IMF flags risks to Bangladesh economy as it concludes visit

Persistent inflationary pressures, elevated volatility of global financial conditions, and slowdown in major advanced trading partners continue to weigh on growth

News Desk
Published : 7 May 2023, 03:19 AM
Updated : 7 May 2023, 03:19 AM

Bangladesh remains one of the fastest-growing economies in the Asia-Pacific region, but challenges remain for the country, according to the International Monetary Fund.

Persistent inflationary pressures, elevated volatility of global financial conditions, and a slowdown in major advanced trading partners continue to weigh on growth, foreign currency reserves, and its currency taka, IMF’s Mission Chief Rahul Anand said in a statement on Sunday.

The Washington-based lender shared the assessment at the end of the visit to Dhaka that began on Apr 25. Anand led the team.

The team met with top officials of the finance ministry, Bangladesh Bank and the energy ministry to discuss recent macroeconomic developments and implementation of the Fund-supported program.

“During the visit, we discussed recent macroeconomic and financial sector developments. We also took stock of the progress made toward meeting key commitments under the Fund-supported program,” Anand said.

This will be formally assessed in the first review of the $4.7 billion loan it approved in January for Bangladesh its Extended Credit Facility and Resilience and Sustainability Facility arrangements.

The review is expected to be undertaken later this year.

The IMF said its team held meetings with Bangladesh Bank Governor Abdur Rouf Talukder, Finance Secretary Fatima Yasmin, and other senior government and Bangladesh Bank officials, representatives from the private sector, bilateral donors, and development partners.

“We would like to thank the authorities for candid discussions and their warm hospitality. We look forward to continuing our engagement in support of Bangladesh and its people.”

ELECTION IS ANOTHER CHALLENGE: BB

The Bangladesh Bank thinks the next general election will exacerbate the challenges, such as recovery from the effects of the pandemic, inflationary pressure and the Russia-Ukraine war, facing the economy.

Speaking at a press conference on Sunday, its spokesman Mezbaul Haque said economic activities slow down during elections because everyone becomes busy with the polls.

“It’s true that we have challenges in these areas. We believe we have enough time to address these issues.”

The central bank also believes a failure in the timely implementation of the IMF’s loan programme, including enough reserves to pay import bills of at least three months, will not be an obstacle to achieving the second instalment of the credit.

Before the government restricted imports to shore up depleting foreign currency reserves, the country was paying $8 billion per month for imports, which means it needs $24 billion for three months of imports.

If the dollar reserves are counted following the IMF-suggested method, they may fall below the $24 billion mark in June.

Mezbaul said Bangladesh achieved expected goals in all indicators except for reserves under the IMF programme.

After paying $1.1 billion of import bills to the Asian Clearing Union on Sunday, Bangladesh’s reserves stood at $29.8 billion.

Mezbaul said the country does not have any other big payment to make before June and instalments from the loans approved by the World Bank and the Japan International Cooperation Agency are expected next month.

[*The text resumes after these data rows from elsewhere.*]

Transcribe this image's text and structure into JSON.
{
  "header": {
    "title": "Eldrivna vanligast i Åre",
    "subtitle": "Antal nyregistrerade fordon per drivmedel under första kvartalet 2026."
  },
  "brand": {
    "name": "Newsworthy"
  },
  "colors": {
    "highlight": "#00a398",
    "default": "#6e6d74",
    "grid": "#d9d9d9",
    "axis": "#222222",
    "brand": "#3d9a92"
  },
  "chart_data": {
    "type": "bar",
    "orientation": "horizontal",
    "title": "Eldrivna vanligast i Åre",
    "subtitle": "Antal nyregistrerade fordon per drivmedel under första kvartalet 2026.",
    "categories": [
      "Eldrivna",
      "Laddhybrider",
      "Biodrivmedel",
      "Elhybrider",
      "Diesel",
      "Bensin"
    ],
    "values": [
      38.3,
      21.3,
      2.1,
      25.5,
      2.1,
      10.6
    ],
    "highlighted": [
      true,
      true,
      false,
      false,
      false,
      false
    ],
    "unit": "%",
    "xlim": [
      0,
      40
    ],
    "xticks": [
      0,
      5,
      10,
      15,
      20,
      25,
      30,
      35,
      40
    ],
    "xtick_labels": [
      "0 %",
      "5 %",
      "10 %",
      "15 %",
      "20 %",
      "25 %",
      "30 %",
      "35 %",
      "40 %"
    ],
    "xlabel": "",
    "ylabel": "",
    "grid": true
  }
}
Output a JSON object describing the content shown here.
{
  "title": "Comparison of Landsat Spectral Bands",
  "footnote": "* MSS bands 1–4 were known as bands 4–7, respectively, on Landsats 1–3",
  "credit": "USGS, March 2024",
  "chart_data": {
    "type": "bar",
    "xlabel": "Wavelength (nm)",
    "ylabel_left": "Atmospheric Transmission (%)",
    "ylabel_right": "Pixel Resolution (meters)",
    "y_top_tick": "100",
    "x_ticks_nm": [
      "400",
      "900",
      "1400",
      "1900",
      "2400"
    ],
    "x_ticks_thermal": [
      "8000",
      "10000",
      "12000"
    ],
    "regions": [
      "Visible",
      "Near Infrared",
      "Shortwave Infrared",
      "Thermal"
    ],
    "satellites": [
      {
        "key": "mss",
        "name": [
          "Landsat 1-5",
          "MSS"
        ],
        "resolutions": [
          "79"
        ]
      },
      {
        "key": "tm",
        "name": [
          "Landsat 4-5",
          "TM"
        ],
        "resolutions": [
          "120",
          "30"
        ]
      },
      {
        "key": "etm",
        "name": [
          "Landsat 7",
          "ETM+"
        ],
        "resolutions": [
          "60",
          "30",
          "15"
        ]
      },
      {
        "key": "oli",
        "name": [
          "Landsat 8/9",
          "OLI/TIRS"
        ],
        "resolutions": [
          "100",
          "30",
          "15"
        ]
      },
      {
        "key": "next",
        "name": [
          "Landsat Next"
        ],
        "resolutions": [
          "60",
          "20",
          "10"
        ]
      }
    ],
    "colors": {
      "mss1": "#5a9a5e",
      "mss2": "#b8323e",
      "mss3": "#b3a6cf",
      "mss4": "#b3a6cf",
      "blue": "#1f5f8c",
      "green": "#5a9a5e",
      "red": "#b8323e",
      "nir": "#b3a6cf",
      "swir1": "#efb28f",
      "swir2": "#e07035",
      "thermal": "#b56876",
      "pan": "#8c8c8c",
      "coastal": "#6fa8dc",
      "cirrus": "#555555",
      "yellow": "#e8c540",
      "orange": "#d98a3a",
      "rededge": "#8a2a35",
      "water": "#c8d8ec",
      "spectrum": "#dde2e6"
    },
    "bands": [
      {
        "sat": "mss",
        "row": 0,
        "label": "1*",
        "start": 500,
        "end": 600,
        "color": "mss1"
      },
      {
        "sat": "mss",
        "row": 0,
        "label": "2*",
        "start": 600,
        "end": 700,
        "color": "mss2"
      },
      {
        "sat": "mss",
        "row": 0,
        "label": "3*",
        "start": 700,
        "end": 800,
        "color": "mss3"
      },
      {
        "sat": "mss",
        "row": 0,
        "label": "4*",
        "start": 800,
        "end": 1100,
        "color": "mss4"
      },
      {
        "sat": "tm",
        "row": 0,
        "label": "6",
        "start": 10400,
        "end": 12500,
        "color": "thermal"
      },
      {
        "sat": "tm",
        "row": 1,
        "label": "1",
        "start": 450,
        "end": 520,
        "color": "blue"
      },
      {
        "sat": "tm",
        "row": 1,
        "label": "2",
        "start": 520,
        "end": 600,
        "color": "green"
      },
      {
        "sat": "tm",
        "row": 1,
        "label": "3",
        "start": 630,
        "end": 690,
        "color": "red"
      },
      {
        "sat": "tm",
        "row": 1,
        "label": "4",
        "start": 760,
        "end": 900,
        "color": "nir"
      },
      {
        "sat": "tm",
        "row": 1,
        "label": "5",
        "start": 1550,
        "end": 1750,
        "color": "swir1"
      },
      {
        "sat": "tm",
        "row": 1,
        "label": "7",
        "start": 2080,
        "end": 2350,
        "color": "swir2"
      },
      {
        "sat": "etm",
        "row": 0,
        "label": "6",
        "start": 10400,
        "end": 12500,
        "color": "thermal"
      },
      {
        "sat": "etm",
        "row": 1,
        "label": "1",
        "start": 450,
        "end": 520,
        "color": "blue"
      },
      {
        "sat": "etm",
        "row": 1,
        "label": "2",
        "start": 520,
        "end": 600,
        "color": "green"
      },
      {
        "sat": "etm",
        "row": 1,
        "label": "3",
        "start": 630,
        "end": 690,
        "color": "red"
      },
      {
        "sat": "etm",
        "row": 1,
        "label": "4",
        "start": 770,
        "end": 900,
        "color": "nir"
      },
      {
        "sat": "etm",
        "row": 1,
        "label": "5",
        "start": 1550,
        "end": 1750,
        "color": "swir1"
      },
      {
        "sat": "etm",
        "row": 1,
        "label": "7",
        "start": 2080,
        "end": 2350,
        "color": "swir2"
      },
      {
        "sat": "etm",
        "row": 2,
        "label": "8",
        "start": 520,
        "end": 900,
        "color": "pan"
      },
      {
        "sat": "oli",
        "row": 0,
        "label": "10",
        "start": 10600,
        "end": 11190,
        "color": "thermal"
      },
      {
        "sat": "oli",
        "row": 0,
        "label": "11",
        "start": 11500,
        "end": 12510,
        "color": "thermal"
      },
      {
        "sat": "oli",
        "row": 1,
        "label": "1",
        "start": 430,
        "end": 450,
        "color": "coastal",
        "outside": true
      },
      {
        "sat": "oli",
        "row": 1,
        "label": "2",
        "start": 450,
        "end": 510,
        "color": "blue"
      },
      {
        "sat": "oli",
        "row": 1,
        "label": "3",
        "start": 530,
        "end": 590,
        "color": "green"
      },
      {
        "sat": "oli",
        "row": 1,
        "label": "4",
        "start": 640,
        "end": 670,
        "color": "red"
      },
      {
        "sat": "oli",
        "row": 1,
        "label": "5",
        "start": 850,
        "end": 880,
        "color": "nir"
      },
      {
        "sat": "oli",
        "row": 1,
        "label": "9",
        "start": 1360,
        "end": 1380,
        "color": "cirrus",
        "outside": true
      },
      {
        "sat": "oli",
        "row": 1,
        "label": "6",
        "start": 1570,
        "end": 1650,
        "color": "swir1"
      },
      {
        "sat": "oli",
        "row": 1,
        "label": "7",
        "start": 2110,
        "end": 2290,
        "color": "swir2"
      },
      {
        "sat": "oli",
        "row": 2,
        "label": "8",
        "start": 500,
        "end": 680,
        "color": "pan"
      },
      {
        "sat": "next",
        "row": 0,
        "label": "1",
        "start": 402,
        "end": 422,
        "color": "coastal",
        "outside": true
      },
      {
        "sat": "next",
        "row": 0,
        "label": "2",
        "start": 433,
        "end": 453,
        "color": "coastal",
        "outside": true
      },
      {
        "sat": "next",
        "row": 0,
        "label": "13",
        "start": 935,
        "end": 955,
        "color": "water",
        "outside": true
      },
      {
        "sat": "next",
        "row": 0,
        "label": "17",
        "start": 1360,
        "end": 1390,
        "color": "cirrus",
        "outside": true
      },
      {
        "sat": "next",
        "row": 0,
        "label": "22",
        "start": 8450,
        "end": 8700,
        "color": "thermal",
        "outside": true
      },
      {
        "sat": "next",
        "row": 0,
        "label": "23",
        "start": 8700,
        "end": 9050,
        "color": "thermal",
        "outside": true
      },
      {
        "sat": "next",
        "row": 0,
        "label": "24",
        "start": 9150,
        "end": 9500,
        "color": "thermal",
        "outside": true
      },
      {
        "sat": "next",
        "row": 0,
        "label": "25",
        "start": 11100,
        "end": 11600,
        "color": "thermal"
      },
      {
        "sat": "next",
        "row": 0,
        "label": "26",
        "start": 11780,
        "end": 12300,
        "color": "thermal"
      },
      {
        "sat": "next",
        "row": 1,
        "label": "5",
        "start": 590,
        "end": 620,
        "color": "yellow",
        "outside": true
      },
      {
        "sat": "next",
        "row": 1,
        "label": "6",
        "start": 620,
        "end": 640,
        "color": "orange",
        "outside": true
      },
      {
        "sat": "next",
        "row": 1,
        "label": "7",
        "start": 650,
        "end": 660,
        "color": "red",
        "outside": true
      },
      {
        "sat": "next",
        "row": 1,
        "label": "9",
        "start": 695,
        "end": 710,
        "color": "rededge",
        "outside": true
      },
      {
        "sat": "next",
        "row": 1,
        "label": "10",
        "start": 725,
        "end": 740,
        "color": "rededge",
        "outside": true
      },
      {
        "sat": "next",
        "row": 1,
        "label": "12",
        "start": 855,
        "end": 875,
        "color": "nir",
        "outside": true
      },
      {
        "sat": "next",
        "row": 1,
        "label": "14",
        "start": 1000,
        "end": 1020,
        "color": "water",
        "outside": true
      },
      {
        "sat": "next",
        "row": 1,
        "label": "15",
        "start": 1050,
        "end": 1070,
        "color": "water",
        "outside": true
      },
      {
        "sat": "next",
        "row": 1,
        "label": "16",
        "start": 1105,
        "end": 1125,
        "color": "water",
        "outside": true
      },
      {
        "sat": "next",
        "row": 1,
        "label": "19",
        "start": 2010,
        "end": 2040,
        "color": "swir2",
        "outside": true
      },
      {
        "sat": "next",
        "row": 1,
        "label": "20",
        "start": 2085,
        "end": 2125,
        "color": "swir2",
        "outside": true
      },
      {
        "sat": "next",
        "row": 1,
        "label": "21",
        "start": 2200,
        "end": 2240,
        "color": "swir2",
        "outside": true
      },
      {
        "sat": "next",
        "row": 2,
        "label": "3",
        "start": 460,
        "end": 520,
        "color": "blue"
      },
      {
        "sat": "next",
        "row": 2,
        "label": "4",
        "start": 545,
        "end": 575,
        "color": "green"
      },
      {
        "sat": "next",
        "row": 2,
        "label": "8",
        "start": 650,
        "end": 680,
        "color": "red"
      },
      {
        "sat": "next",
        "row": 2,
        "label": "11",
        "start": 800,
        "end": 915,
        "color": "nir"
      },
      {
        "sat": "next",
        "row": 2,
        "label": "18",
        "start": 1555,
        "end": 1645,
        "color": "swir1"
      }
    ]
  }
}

The central bank spokesman hopes these factors will somewhat boost the reserves.

“It’s not right that we won’t get the next instalment of the IMF loan if all conditions are not met. We’re still on the right track and we’ll be able to achieve all the targets set in the programme at the stipulated time or later.”

He said the IMF officials were satisfied with the progress Bangladesh has made.

“They’ve made some observations. We have time to work on these and we will do that.”

Mezbaul said the Bangladesh Bank was also looking into challenges created by geo-politics. “To tackle these issues, we’re making policies for imports and the macroeconomy.”